Большой крохаль — противная, с загнутым зубчатым клювом утка. Она сильно отдает рыбой, и уважающий себя охотник ее не бьет. Но то была первая в этом сезоне дичь, всех бросило в жар: мальчишки стянули с плеч ружья, присели и приготовились. Но дядя их опередил, ружье у него было в руке.
Крохали летели ровно, часто махая как бы негнущимися короткими крыльями-лопатками. Семен Лукич пошире расставил ноги и вскинул шомполку. По мере приближения уток все выше поднимал ружье, перегибаясь в пояснице, и выстрелил. Один черноголовый хохлатый селезень отделился от стайки и камнем закувыркался вниз. Но неудобная поза и сильный толчок непомерно тяжелого заряда сделали свое дело: в воду полетели двое — крохаль и Семен Лукич! Крохаль подпрыгнул и закрутился на поверхности протоки, показав светлое пузо, а грузный Семен Лукич, подняв тучу брызг, скрылся с головой.
Но ружья из рук не выпустил. Вынырнул и, отфыркиваясь, полез на берег. А тем временем фуражку и крохаля медленно относило течением…
Умный сеттер быстро выловил то и другое, и все от правились обратно. Борода Семена Лукича походила на мочалку, усы обвисли, куртка и штаны облепили тело. Выглядел он — смешнее некуда. Братья в душе недолюбливали дядю, очень любившего покомандовать ими в отсутствие отца. Они были в восторге от его купания, хотя всеми силами старались не выдать свое злорадство.

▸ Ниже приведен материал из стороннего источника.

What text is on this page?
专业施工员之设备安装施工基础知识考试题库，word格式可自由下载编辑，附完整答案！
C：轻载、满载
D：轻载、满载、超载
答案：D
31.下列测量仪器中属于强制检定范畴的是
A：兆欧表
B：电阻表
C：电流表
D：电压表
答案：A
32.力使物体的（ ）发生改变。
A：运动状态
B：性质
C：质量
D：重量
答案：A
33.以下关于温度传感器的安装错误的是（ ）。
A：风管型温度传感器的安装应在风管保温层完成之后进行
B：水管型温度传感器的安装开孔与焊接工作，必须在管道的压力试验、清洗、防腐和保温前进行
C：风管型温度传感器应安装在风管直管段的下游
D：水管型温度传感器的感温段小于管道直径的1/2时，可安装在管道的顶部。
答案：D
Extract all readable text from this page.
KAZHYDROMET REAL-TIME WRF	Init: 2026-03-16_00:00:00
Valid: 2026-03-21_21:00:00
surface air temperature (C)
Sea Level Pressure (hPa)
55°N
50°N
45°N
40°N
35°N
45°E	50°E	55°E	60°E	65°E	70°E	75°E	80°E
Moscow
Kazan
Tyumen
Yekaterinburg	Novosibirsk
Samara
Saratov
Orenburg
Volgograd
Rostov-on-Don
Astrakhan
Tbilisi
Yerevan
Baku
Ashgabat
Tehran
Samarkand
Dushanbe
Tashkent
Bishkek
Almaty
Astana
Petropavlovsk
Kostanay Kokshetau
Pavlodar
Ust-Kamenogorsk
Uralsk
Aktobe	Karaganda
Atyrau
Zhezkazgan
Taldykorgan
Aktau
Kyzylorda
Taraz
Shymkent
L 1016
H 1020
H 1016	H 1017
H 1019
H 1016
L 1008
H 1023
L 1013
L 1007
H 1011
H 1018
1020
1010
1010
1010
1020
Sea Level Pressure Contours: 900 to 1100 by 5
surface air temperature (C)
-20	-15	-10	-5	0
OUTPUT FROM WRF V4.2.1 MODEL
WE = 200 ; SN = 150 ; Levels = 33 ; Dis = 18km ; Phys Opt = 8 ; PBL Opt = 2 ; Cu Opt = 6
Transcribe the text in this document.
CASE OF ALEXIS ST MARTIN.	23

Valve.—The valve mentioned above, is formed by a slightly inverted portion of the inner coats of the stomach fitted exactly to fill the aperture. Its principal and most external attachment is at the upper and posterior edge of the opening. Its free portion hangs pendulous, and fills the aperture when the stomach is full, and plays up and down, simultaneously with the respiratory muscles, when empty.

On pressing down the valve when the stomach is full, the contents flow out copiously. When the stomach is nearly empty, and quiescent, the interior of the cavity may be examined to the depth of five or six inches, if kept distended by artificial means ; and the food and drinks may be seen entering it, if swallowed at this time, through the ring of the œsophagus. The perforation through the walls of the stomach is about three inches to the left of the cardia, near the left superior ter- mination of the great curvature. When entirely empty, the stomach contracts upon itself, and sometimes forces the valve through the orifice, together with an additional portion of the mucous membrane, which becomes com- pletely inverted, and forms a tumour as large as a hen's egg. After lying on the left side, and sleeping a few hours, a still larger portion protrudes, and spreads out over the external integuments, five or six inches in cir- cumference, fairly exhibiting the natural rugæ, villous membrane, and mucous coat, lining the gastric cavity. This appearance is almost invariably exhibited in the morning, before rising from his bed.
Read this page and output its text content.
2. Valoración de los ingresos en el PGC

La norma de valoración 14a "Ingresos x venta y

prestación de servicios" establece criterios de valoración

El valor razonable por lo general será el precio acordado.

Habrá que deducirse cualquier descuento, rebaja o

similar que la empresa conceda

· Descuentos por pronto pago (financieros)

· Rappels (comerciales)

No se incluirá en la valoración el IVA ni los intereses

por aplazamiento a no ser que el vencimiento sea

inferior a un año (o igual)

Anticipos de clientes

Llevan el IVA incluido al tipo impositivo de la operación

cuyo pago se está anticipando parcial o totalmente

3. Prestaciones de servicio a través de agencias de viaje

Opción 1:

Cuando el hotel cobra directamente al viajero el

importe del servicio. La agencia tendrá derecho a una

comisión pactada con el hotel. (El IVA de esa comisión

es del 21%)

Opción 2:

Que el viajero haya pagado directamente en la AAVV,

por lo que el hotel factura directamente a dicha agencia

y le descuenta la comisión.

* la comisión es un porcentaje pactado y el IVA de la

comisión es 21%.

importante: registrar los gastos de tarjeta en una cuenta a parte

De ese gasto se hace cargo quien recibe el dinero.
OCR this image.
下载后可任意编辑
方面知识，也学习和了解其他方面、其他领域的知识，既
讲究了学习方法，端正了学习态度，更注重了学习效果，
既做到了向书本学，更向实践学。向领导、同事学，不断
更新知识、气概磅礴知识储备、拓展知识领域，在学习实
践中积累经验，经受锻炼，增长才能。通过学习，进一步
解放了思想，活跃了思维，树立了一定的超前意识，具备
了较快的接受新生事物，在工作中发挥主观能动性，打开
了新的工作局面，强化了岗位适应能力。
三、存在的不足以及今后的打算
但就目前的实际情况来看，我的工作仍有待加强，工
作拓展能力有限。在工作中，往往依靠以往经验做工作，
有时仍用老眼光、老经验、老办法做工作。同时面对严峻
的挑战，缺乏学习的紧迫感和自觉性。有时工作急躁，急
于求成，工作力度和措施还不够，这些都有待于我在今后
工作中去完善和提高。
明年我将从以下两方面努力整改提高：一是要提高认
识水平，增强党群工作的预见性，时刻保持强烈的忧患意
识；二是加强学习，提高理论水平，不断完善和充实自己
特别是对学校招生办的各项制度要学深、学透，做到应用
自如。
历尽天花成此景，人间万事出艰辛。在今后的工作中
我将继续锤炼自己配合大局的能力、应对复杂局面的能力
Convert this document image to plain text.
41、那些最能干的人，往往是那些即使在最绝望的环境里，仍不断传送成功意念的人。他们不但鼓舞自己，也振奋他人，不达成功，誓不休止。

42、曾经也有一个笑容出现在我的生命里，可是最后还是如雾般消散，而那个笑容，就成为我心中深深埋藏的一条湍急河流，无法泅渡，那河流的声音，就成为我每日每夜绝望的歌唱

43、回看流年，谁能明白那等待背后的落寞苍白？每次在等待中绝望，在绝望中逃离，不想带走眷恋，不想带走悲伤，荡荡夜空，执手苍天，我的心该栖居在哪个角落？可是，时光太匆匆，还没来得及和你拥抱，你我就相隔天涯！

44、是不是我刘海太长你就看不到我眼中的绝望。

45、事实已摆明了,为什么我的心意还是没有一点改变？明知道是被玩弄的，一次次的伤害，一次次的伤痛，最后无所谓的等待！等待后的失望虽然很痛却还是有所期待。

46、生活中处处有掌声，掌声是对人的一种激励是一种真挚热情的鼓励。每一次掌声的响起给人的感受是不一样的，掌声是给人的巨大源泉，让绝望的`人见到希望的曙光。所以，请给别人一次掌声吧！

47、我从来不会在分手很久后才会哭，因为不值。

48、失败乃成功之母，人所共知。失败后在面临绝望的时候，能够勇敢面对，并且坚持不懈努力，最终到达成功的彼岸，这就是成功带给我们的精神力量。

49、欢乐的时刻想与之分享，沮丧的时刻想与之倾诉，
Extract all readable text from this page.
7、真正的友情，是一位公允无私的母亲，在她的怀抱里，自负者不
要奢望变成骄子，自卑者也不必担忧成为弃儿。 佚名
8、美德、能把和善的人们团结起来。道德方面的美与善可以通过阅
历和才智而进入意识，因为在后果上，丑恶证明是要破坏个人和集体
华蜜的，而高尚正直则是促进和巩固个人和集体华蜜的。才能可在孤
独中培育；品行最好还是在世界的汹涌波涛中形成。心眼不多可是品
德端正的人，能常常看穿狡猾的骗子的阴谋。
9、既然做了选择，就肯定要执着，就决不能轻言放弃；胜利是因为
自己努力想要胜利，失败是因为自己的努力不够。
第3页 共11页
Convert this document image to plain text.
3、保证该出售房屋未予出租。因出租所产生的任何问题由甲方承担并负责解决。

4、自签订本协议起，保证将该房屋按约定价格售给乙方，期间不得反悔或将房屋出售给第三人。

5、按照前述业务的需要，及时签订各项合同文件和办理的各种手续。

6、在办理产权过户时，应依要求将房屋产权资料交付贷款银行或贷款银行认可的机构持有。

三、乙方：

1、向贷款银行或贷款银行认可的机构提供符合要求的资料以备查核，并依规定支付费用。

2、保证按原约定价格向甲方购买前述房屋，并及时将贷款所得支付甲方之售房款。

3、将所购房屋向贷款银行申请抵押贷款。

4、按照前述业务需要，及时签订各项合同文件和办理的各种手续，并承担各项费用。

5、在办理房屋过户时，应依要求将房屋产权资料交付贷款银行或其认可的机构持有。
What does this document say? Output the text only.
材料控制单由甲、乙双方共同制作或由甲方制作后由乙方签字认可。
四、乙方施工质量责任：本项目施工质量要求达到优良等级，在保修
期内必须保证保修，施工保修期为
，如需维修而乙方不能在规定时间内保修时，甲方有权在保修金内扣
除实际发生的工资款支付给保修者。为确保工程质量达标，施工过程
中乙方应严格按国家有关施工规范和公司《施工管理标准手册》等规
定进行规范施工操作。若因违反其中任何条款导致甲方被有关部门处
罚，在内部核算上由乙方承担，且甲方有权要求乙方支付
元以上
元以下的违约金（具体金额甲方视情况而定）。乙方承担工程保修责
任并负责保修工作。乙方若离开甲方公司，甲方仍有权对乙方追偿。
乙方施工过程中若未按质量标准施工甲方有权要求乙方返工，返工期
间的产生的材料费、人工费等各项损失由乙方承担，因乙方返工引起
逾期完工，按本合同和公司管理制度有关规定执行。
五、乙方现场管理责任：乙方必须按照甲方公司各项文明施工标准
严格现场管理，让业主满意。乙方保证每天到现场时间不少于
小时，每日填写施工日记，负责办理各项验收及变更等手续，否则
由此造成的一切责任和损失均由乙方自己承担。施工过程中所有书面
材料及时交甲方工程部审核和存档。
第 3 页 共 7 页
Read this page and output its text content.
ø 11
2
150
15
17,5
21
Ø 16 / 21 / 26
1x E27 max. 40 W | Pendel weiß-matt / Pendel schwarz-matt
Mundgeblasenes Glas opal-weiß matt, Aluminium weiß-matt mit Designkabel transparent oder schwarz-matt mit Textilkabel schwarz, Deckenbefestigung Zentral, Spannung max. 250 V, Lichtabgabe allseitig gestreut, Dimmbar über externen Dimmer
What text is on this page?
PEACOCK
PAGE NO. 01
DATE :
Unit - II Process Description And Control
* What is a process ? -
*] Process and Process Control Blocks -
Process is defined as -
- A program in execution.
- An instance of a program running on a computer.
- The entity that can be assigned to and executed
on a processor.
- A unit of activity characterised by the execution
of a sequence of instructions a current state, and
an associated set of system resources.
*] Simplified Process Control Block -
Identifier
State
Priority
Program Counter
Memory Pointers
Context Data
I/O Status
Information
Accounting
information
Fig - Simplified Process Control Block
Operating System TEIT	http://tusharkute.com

А Михаил Иванович еще издали понял, в чем дело.
— Что, крохаль смутил? Уже и порыбачила! Иди, Семен, в палатку, не стынь понапрасну.
Он строго посмотрел на красных от натуги, пытавшихся сдержаться от смеха сыновей, но сам не выдержал и отвернулся. Однако нужно было как-то разрядить обстановку, и он распорядился:
— Принимайтесь за дело. Ты, Шурка, берись за ремонт чучел-манков. Смотри, как они выцвели и облезли — совсем потеряли вид, такие никого не обманут! Вот тут кисти и баночки с красками. А ты, Юрий, займись новыми обутками, которые сшила мать. Возьми в углу палатки бутыль с кунжутным маслом и смажь как следует особенно в швах.
Отец вытащил из мешка четыре пары длинных, сшитых из плотной бязи и уже пропитанных на первый раз чулок, отлично заменявших на сезон болотные сапоги.
Семен Лукич, покряхтывая, пролез в низкую дверь палатки, разделся, отжал и развесил мокрые вещи на веревке, протянутой под коньком, вдоль матки. Сухие ольховые дрова уже заставили порозоветь железную печурку, она уютно потрескивала. Из трубы над палаткой чуть заметно вился прозрачный колеблющийся дымок.